Dini belirleyen vahiydir, bir yaşam modeli olarak vahyi ortaya koyan ise peygamberdir. Peygamberin görevi dininin doğru anlaşılmasını, doğru anlatılmasını ve doğru bir şekilde yaşanmasını sağlamaktır. Bu bağlamda peygamberin kendisine ait olduğundan şüphe edilmeyen sözleri, davranışları, uygulamaları dini hayat için örnek ve bağlayıcılık teşkil eder.

Ancak peygamberin yaşamı bundan ibaret değildir. O her şeyden önce bir insandır, insani ihtiyaçları vardır; bir ailesi, akrabaları, dostları, komşuları ve yakın çevresi olmuştur. Bu alandaki ilişkileri önemli ve bizim için örnektir ancak bunlar din değildir ve din olarak yaşanılması söz konusu da değildir. Müslümanın sorumlu olduğu alan, din boyutudur.

Sünnet ve Hadis Arasındaki Fark

Sünnet; Hz. Peygamber’in Kur’an referanslarıyla ortaya koyduğu yüce ahlak ve ona dayalı yaşam modelidir. Hz. Peygamberi, sünnet ve ahlakını doğru anlamadan İslam’ı doğru anlamamız mümkün değildir.

Peygamber modeli olarak tanımlayabileceğimiz sünneti, zamanın ruhuna uygun olarak yeniden yorumlamak zorundayız. Sünneti olduğu gibi yaşadığımız çağa taşımak İslam’ın ruhuna ve değişim anlayışına uymamakla birlikte bu durumda sünnet, sünnet olma özelliğini de kaybeder. Çünkü sünnet, Kur’an’ı yaşama pratiğidir.

Hz. Muhammed’in din olarak tebliğ ettiği, yaşadığı ve uyguladıklarının tamamı sünnettir. Fikir, görüş ve yorum olarak önemli olsa da Ehli Beyt, sahabeler, müctehid ve ulemanın söz ve uygulamaları din ve sünnet değildir, din ve sünnet adına hiçbir bağlayıcılığı yoktur.

Hz. Peygamber gibi giyinmek bir tercihtir, sünnet değildir. Peygamber, içinde yaşadığı ve ait olduğu toplum gibi giyiniyordu. Resul-ü Ekrem özel bir dini kıyafet giymemiş ve giyilmesini de önermemiştir. İçinde yaşadığı toplumdan farklı giyinmediğini biliyoruz. Hatta en azılı düşmanları olan Ebu Süfyan, Ebu Cehil, Ebu Leheb gibi giyinmeye devam etmiştir. Kıyafeti ile onlardan ayrışmamış; ahlak, İslam ve rahmet özellikleri ile ayrılmış ve farkını bu yönde ortaya koymuştur.

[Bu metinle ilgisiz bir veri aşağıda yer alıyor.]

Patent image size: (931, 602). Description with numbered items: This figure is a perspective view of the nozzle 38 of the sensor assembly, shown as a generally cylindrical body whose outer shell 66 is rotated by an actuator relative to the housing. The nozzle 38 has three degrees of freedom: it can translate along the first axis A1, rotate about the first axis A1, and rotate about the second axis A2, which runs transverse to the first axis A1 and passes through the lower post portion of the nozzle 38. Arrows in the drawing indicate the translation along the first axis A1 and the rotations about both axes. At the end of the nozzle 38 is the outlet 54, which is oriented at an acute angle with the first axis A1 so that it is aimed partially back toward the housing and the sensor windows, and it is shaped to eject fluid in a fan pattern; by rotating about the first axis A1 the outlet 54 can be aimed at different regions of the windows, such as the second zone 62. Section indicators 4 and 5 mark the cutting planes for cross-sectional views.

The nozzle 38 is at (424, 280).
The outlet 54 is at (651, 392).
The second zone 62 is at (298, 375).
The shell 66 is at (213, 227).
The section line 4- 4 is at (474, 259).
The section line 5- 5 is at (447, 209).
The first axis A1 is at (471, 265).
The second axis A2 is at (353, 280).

Peki, cübbe, sarık ve sakal gibi dini kisveler nereden çıktı? Bir peygamberin kıyafetini model olarak benimsemek veya kişisel bir tercih olarak giymek ayrı, kıyafet ile peygamberi temsil etmek iddiası veya sünnet olarak tanımlamak ayrı şeylerdir. Aynı kıyafeti Mekkeli müşrikler ve Müslümanlar da giyiyor; kıyafetler üzerinden ayrışmıyorlardı.

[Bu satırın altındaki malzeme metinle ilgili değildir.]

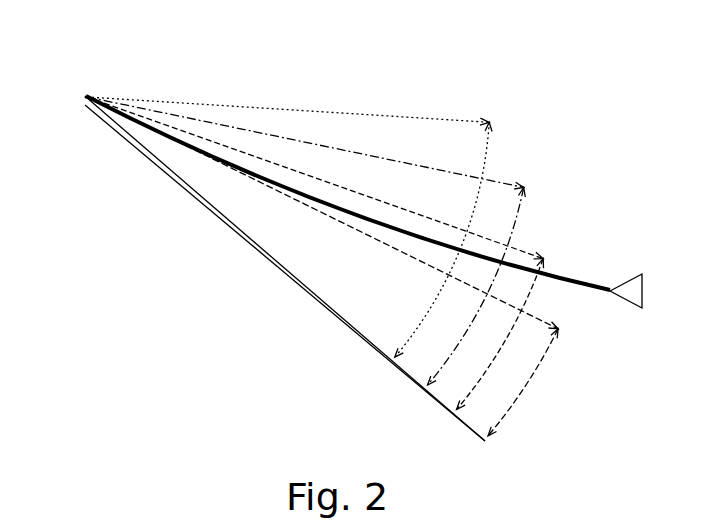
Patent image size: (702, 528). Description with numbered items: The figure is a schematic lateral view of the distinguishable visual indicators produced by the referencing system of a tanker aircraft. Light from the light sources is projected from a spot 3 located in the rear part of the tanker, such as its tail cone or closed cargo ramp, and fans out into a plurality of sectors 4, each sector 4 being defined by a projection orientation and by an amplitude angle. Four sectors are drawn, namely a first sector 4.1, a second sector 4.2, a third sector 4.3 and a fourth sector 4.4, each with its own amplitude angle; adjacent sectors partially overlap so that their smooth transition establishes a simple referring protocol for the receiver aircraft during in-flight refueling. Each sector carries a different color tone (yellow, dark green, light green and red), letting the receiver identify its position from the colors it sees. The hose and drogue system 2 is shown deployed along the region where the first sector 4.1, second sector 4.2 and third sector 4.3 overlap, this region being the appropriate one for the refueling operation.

The hose and drogue system 2 is at (598, 280).
The spot 3 is at (85, 107).
The sector 4 is at (359, 232).
The first sector 4.1 is at (463, 133).
The second sector 4.2 is at (497, 213).
The third sector 4.3 is at (515, 288).
The fourth sector 4.4 is at (505, 392).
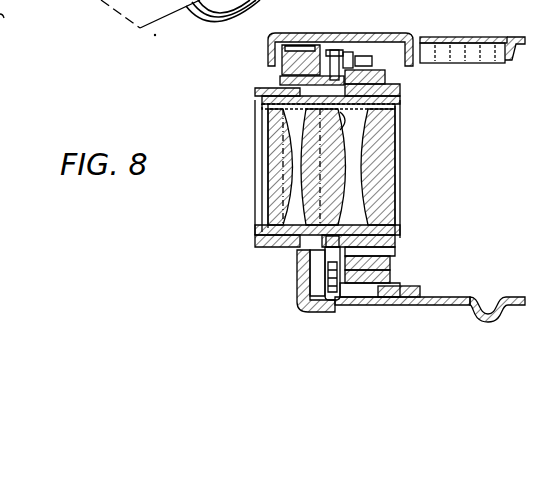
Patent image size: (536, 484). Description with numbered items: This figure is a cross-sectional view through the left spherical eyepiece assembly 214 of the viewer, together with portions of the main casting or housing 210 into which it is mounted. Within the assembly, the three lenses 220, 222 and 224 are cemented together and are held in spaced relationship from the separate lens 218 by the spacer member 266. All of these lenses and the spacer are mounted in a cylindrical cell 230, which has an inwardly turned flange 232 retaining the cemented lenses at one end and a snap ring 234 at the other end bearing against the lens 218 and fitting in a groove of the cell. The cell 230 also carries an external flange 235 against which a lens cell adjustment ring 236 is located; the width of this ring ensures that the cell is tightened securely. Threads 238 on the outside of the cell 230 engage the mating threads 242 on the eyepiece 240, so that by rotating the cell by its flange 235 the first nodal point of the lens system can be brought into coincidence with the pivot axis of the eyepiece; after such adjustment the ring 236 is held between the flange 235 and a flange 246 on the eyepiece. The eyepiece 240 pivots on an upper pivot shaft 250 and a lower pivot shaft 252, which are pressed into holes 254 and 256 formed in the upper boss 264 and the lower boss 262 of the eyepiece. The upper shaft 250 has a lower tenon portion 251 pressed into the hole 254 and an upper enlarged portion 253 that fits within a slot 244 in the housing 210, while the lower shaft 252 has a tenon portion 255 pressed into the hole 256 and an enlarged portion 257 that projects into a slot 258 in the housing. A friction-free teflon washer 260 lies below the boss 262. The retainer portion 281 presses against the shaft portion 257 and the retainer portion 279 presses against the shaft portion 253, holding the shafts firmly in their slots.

The main casting 210 is at (266, 74).
The left spherical eyepiece assembly 214 is at (232, 205).
The lens 218 is at (277, 156).
The lens 220 is at (401, 180).
The lens 222 is at (399, 138).
The lens 224 is at (399, 160).
The cylindrical cell 230 is at (398, 113).
The inwardly turned flange 232 is at (400, 216).
The snap ring 234 is at (262, 231).
The external flange 235 is at (268, 240).
The lens cell adjustment ring 236 is at (280, 247).
The threads 238 is at (400, 96).
The eyepiece 240 is at (400, 240).
The mating threads 242 is at (399, 199).
The slot 244 is at (335, 57).
The flange 246 is at (294, 252).
The upper pivot shaft 250 is at (358, 21).
The lower tenon portion 251 is at (385, 80).
The lower pivot shaft 252 is at (340, 306).
The upper enlarged portion 253 is at (362, 60).
The hole 254 is at (262, 100).
The tenon portion 255 is at (385, 257).
The hole 256 is at (297, 268).
The enlarged portion 257 is at (382, 311).
The slot 258 is at (333, 302).
The teflon washer 260 is at (342, 268).
The boss 262 is at (300, 293).
The boss 264 is at (266, 86).
The spacer member 266 is at (268, 134).
The retainer portion 279 is at (340, 62).
The retainer portion 281 is at (388, 278).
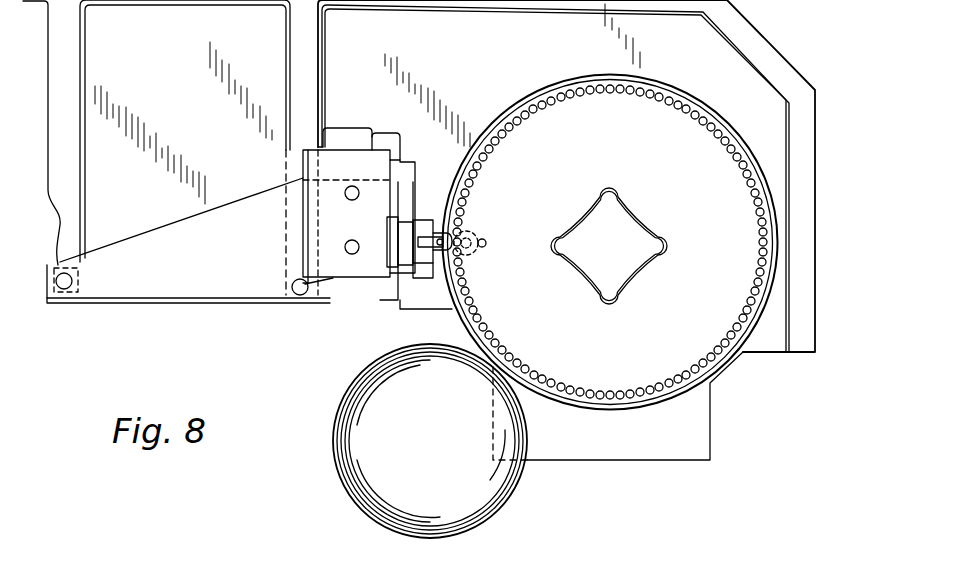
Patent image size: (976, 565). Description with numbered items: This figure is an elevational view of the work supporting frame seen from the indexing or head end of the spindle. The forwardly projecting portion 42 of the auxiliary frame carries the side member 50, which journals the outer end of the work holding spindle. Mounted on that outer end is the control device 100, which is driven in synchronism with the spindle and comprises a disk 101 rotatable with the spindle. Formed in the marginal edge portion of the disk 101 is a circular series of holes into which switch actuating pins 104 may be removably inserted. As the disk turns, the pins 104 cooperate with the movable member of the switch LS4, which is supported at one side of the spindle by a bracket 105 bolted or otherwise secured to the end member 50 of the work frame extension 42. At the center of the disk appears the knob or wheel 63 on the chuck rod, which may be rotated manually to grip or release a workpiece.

The side member 50 is at (103, 221).
The bracket 105 is at (222, 283).
The forwardly projecting portion 42 is at (353, 0).
The control device 100 is at (610, 239).
The disk 101 is at (640, 408).
The switch actuating pins 104 is at (487, 336).
The knob or wheel 63 is at (648, 260).
The switch LS4 is at (403, 310).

Nasıl oldu da peygamber ahlakı, ilmi, merhameti ve adaleti yerine kıyafeti ve dış görünüşü ile temsil edilmeye başlandı? Baskın bir kültür olarak değerlendirmek, bu kisveyi uygun görenleri hoş görmek elbette gereklidir, kıyafet özgürlüğü bu kişiler için de bir haktır. Ancak dini bir kisve olarak giyilmesi ve sünnet olarak görülmesi aldatıcı ve aldatmaya yöneliktir.

Bu ayrımı Bayraktar Bayraklı “nebi” ve “resul” sıfatları üzerinden şu şekilde yapmaktadır:

“Bize göre Hz. Peygamber’in resul olması, onun Allah’ın emirlerini alıp insanlara aynen ulaştırması; nebilik özelliği de bizzat kendisinin o buyrukları tatbik etmesi, kendini onlardan sorumlu tutarak hayata geçirmesi özelliğidir.”

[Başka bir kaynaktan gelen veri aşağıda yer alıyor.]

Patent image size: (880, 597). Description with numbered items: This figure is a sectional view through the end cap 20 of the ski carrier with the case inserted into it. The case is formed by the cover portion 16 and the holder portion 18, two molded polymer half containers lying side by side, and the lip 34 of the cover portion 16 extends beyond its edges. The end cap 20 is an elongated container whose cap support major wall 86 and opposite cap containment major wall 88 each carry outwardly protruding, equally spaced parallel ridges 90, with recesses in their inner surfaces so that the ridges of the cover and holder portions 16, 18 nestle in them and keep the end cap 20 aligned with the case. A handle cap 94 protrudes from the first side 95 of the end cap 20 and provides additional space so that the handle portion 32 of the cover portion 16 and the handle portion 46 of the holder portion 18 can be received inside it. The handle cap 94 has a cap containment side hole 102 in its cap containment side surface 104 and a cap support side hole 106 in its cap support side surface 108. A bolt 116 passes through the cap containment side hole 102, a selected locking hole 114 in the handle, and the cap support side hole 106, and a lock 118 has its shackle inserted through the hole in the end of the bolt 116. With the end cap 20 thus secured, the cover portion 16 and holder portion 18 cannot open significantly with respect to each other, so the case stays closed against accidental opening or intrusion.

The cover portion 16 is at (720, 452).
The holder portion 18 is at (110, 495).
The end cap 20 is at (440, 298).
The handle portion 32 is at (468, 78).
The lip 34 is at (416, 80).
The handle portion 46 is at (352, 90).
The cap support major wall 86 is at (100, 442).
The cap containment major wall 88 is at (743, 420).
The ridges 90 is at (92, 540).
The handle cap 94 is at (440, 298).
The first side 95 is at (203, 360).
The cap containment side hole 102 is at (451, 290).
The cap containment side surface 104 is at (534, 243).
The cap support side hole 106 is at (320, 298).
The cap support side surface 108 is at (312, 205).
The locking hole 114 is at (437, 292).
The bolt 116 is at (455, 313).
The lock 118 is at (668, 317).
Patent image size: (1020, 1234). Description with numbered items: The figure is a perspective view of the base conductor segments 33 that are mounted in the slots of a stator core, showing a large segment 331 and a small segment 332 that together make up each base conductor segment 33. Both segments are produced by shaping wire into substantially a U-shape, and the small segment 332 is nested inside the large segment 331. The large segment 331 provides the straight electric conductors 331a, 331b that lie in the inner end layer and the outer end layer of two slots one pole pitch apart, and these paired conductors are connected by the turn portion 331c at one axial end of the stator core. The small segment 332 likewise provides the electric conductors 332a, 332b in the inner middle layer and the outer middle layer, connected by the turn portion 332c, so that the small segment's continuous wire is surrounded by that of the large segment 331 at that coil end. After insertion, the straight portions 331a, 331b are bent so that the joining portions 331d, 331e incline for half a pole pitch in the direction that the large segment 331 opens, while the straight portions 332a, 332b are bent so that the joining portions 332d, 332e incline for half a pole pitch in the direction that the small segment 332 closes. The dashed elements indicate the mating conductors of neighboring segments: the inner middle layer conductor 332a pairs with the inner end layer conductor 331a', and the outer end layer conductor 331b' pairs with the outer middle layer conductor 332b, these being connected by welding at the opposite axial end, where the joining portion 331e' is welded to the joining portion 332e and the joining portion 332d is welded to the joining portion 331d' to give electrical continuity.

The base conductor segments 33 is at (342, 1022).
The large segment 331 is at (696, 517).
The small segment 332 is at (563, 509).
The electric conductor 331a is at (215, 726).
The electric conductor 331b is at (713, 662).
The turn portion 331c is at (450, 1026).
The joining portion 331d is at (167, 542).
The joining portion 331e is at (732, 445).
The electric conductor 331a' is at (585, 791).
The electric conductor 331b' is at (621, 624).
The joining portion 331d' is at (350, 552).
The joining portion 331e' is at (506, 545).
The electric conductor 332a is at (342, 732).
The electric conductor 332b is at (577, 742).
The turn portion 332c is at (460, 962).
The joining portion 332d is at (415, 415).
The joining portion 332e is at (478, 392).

Resul özelliği ile asla hata yapamaz; getirdiği mesaja bir harf bile ilave edemez (Hakka/69:44-46) ama nebilik özelliği ile bazı yanlış fetva ve uygulamalarda bulunabilir. (Tahrim/66:1)1

Hadis ise Hz. Peygamber’in sözleri demektir. Sorun hadisin tanımında veya varlığında değil, hadis diye iddia edilen sözlerin Resulullah’a ait olup olmamasındaki kuşkudur. Bu durum, Hz. Peygamber’in sağlığında yazılı kayıtlarda yer almadığı ve buna izin verilmediği için ancak vefatından sonra gündeme gelmeye başlamıştır. Hadislerin derlenmesi Peygamber’in vefatından sonra 70 ile 200 yıl arasında tamamlanmıştır. Takdir edilmesi gerekir ki bu kadar süre sonra tedvin edilen metinlerin tartışmalı olması kaçınılmazdır. Şîa ve Sünni geleneğin hadis külliyatı arasındaki fark, yakın dönemlerde yazılmış olmalarına rağmen iki ayrı peygamberden rivayet edilmiş gibi farklılık içermeleridir. Bu durum, hadis tedvinindeki tarafgirliğin en belirgin işareti olarak okunmalıdır.

Hz. Peygamber’den hemen sonra başlayan fikir ayrılıkları, tartışmalar hadis rivayetlerinde kuşku oluşturmaya başlamıştır. Müslümanlar arasında fitne ve bölünmelerin yaygınlaştığı, Cemel, Sıffın savaşları gibi Müslümanların birbirlerini öldürdüğü, on binlerce Müslümanın kanına girildiği bir ortamda rivayetlerin sağlamlığından şüphe etmemek akla ziyandır.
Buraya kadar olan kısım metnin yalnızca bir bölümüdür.